Now the university is planning to reopen the tower for a new generation still trying to measure the impact of that day, reports CBS News Correspondent Jim Axelrod for Eye On America.
In 90 minutes, he killed 14 people and wounded dozens more. Neil Speltz was the radio reporter suddenly broadcasting a massacre.
"When I got to the campus, he was leaning over the top of and I could see them just popping people and looking at them and shooting just like that," remembers Speltz.
The police finally killed Whitman.
After a number of suicides in the early 70's, the tower was closed to the public. Rose Everly teaches a course which examines the shooting's meaning.
"This sounds cliché, but it was a loss of innocence for the city and in many ways for the state as well," says Everly. "Even in death, Whitman has maintained a hold on this campus."
The tower, which always stood for the best the university had to offer, became instead a national symbol of terror, rage, and random violence.
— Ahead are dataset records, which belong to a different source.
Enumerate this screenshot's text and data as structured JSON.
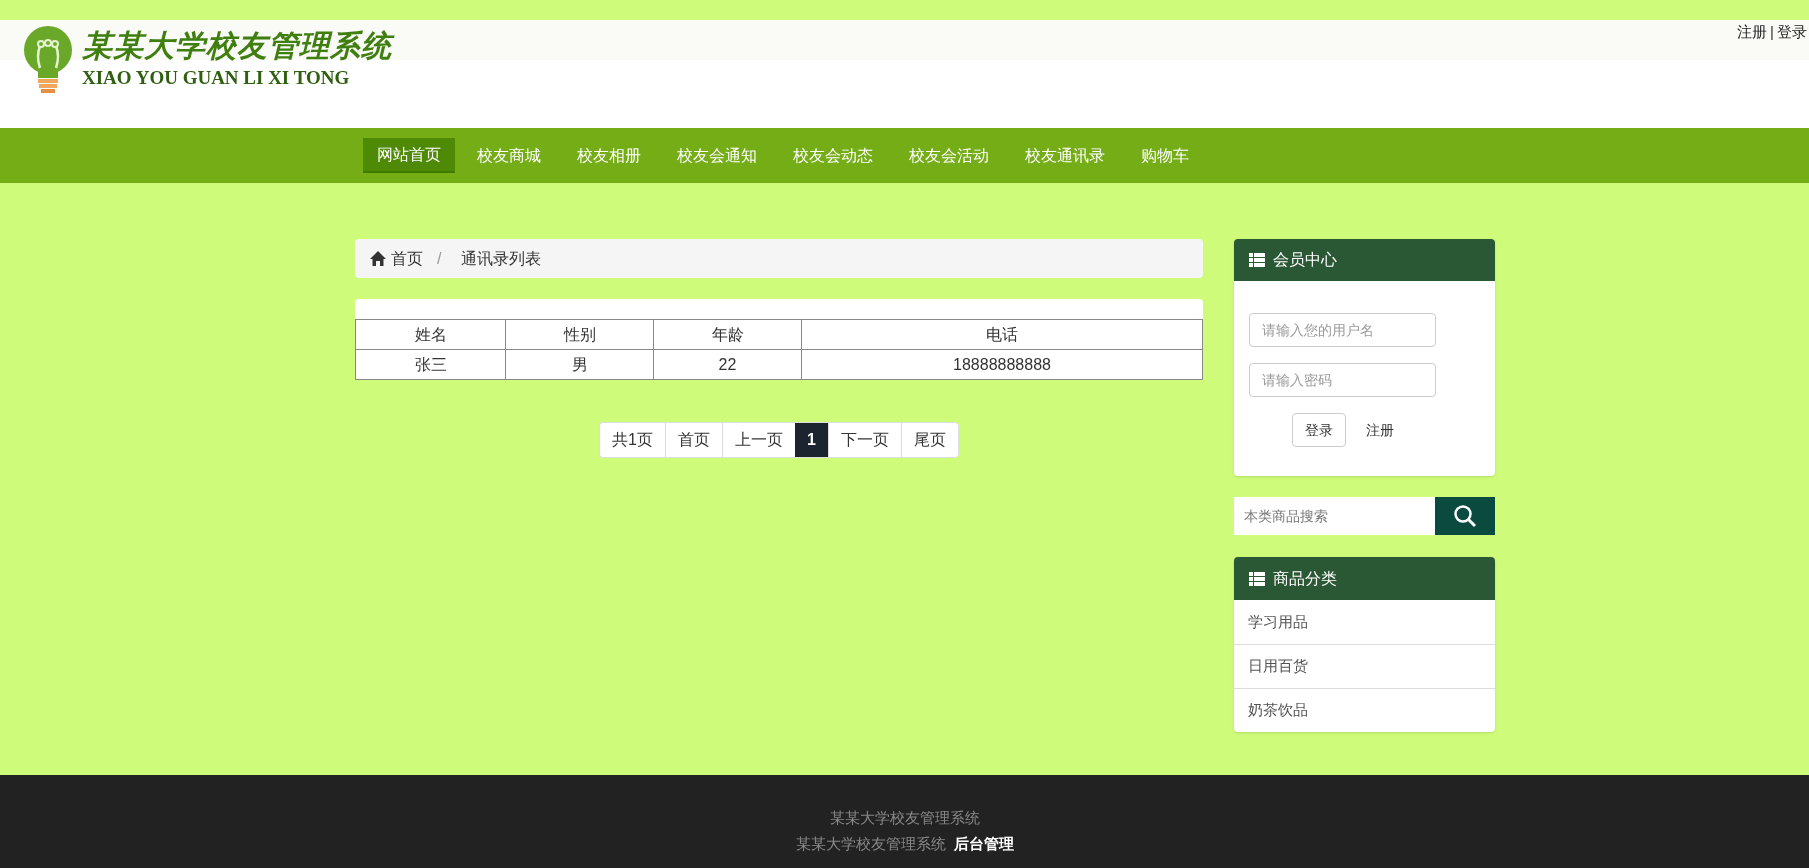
{
  "header": {
    "logo_title": "某某大学校友管理系统",
    "logo_subtitle": "XIAO YOU GUAN LI XI TONG",
    "top_links": [
      "注册",
      "登录"
    ],
    "top_separator": "|"
  },
  "nav": [
    {
      "label": "网站首页",
      "selected": true
    },
    {
      "label": "校友商城",
      "selected": false
    },
    {
      "label": "校友相册",
      "selected": false
    },
    {
      "label": "校友会通知",
      "selected": false
    },
    {
      "label": "校友会动态",
      "selected": false
    },
    {
      "label": "校友会活动",
      "selected": false
    },
    {
      "label": "校友通讯录",
      "selected": false
    },
    {
      "label": "购物车",
      "selected": false
    }
  ],
  "breadcrumb": {
    "items": [
      "首页",
      "通讯录列表"
    ],
    "separator": "/"
  },
  "table": {
    "columns": [
      "姓名",
      "性别",
      "年龄",
      "电话"
    ],
    "rows": [
      [
        "张三",
        "男",
        "22",
        "18888888888"
      ]
    ]
  },
  "pagination": [
    {
      "label": "共1页",
      "selected": false
    },
    {
      "label": "首页",
      "selected": false
    },
    {
      "label": "上一页",
      "selected": false
    },
    {
      "label": "1",
      "selected": true
    },
    {
      "label": "下一页",
      "selected": false
    },
    {
      "label": "尾页",
      "selected": false
    }
  ],
  "member_panel": {
    "title": "会员中心",
    "username_placeholder": "请输入您的用户名",
    "password_placeholder": "请输入密码",
    "login_button": "登录",
    "register_link": "注册"
  },
  "search": {
    "placeholder": "本类商品搜索"
  },
  "category_panel": {
    "title": "商品分类",
    "items": [
      "学习用品",
      "日用百货",
      "奶茶饮品"
    ]
  },
  "footer": {
    "line1": "某某大学校友管理系统",
    "line2": "某某大学校友管理系统",
    "admin_link": "后台管理"
  }
}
To this day, a part of the Texas soul remains a hostage of Charles Whitman's ghost.
When he took over in April, U.T. President Larry Faulkner made it his mission to retain the tower by reopening. "The longer we leave it closed, the longer we freeze the tower's history with the legacy of the 1960's and early 1970's," says Faulkner. "It's time for subsequent generations to have a chance to have a positive experience with this place."
The tower is now set to open next May after architects make safety changes. Then, a new generation of students will be able to climb to the top. And after a quarter century, perhaps the blood stains left by Charles Whitman can finally fade away.